DisChoco is made to offer a modular software architecture which accepts extensions easily. DisChoco is coming to address a lot of worries of the researchers within the Distributed Constraints Reasoning (DCR) field. Researchers within the DCR field are interested to develop and to test their new approaches and algorithms for solving distributed constraints networks. Thus, DisChoco can be used in simulation environment of a multi-agents system on a single Java virtual machine.
Once the new proposed algorithms are tested and their performances are proven, we can use the same code to solve a real distributed problem. This is done thanks to separating the communication system from the kernel of DisChoco. Thus, DisChoco can be performed in a physically distributed environment using algorithms developed before in the platform. Each agent in the simulation environment is executed asynchronously in a separate execution thread, and communicates with its peers through messages passing. DisChoco takes into account agent with a complex local problem, message loss, message corruption, and message delay.

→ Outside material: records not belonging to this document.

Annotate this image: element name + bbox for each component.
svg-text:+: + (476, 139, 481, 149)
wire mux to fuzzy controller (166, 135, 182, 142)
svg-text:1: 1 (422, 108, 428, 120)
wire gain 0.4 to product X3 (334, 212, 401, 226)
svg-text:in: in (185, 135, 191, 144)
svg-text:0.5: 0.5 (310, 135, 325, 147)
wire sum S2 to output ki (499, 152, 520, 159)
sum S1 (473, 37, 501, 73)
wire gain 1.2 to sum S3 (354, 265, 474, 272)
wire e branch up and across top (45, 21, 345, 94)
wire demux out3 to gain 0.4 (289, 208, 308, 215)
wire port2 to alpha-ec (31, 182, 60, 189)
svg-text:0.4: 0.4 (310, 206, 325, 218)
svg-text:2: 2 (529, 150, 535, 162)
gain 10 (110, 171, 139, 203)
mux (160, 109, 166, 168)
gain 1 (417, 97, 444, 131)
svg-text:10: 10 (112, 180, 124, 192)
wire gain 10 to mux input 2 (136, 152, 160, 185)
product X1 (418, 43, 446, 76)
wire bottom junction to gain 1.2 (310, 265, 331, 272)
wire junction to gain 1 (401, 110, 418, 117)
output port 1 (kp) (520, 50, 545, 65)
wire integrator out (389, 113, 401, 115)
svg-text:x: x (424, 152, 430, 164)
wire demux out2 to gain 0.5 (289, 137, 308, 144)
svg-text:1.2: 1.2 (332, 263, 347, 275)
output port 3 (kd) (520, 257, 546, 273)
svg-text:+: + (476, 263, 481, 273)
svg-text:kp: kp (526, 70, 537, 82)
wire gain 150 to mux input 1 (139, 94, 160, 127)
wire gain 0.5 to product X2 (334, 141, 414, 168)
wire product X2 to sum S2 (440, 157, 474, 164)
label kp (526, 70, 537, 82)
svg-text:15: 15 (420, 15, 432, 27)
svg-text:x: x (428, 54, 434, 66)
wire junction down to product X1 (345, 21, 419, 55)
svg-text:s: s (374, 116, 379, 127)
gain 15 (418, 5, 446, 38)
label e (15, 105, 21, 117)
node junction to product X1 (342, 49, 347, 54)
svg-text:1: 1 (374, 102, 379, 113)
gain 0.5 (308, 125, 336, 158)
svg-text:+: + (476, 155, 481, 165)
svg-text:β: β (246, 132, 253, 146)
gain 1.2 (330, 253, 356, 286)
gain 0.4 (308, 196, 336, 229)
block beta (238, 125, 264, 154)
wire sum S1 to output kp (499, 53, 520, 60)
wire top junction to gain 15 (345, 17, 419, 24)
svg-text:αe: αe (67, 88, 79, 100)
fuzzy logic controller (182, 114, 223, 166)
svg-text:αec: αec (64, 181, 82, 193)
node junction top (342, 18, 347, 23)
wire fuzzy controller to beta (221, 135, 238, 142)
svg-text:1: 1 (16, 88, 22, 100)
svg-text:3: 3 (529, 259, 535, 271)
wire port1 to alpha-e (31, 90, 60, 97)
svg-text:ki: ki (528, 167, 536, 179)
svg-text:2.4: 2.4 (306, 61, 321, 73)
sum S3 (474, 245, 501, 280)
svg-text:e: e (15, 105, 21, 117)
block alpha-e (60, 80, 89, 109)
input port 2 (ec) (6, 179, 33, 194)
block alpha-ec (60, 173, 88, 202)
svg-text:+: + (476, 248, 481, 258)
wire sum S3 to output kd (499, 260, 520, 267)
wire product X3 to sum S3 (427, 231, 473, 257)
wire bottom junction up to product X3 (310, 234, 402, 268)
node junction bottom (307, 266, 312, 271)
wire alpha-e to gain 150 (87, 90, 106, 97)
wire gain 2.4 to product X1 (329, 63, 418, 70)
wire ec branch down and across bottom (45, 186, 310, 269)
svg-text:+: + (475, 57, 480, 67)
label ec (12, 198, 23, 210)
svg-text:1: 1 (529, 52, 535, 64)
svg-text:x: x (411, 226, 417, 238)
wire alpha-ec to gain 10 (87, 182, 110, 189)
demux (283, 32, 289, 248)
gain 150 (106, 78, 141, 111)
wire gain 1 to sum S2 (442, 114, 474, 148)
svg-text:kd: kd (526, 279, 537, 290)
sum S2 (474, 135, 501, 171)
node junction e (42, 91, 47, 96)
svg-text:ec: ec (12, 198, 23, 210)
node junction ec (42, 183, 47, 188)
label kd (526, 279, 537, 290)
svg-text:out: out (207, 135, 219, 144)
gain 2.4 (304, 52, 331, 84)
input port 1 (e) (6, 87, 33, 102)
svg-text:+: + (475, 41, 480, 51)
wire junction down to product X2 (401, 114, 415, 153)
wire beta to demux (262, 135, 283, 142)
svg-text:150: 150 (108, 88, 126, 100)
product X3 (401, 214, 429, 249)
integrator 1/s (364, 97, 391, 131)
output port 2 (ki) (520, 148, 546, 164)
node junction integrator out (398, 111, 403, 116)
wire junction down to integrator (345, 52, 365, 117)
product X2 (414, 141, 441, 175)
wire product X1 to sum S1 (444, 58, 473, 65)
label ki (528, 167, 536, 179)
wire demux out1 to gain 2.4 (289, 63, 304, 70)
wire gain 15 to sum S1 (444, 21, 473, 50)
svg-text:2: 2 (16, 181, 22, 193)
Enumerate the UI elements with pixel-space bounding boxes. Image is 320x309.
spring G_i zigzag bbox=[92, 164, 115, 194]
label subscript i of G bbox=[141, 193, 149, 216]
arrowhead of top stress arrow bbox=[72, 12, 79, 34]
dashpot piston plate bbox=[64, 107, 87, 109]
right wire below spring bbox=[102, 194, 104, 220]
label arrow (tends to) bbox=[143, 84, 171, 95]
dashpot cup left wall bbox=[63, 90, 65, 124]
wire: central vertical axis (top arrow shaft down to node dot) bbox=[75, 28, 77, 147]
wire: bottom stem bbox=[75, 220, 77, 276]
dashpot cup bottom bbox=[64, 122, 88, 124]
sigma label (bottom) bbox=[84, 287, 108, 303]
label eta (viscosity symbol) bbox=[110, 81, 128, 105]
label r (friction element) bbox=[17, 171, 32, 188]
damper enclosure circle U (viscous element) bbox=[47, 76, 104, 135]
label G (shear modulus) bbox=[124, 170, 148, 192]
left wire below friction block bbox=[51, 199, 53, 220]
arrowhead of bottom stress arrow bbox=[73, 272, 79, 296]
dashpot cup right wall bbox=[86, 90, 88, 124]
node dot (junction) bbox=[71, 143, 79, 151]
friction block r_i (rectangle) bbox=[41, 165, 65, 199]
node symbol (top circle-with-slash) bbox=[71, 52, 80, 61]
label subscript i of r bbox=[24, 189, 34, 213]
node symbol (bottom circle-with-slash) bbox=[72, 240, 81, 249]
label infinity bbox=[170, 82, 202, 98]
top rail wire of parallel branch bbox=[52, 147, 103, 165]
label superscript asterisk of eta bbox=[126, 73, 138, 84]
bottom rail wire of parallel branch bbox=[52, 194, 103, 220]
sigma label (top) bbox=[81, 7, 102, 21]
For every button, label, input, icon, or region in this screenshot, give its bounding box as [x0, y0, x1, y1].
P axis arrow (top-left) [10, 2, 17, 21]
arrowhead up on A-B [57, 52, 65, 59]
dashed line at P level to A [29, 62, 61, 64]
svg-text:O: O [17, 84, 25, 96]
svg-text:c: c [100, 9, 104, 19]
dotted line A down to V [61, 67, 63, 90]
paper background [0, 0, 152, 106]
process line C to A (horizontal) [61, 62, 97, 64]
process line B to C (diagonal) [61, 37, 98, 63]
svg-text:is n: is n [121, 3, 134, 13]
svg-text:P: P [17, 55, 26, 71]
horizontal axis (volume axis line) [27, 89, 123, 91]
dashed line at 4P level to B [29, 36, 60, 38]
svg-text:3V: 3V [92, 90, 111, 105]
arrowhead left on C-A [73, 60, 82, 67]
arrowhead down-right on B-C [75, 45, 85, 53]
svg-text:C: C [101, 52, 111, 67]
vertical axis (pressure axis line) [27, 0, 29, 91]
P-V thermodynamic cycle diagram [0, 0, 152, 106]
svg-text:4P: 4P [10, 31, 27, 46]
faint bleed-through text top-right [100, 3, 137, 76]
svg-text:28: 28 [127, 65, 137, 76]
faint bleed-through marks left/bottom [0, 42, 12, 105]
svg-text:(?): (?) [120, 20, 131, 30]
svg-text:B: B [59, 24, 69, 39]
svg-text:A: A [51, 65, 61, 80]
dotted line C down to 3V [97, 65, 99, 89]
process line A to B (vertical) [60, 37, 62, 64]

In addition to its good properties (reliable and modular) DisChoco come to facilitate many concerns of DCR field researchers particularly the concern of experimentations. The first concern of the DCR researchers is to prepare the benchmarks of distributed problems. DisChoco offers a library of generators of Distributed Constraint Satisfaction/Optimization Problems (e.g. Distributed Graph-Coloring, Distributed Meeting Scheduling, Distributed N-Queens, Random Binary DisCSP Generator, Random Binary Complex DisCSP Generator, etc.). These generators allow the researchers testing their algorithms on several types of problems ranging from random problems towards the real world problems.
DisChoco is equipped with a Graphical User Interface (GUI) for manipulating all above generators. Once the instances have been generated, a XML configuration file is created to collect the whole instances. The generated instances are organized in a specified manner for each kind of problems generator in a repertory indicated by the user. This configuration file could also contain details related to the configuration of the communicator and the list algorithms to be compared. It will be used for launching a range of experimentations. After all these configurations the user can initiate its experimentations either on the GUI mode or command mode.
Researchers have not more to do with managing the results of their algorithms. These results are plotted automatically if the gnuplot is installed on the machine on which the experiments are running on. Researchers can also manage and compare performances of its algorithms with those already experienced.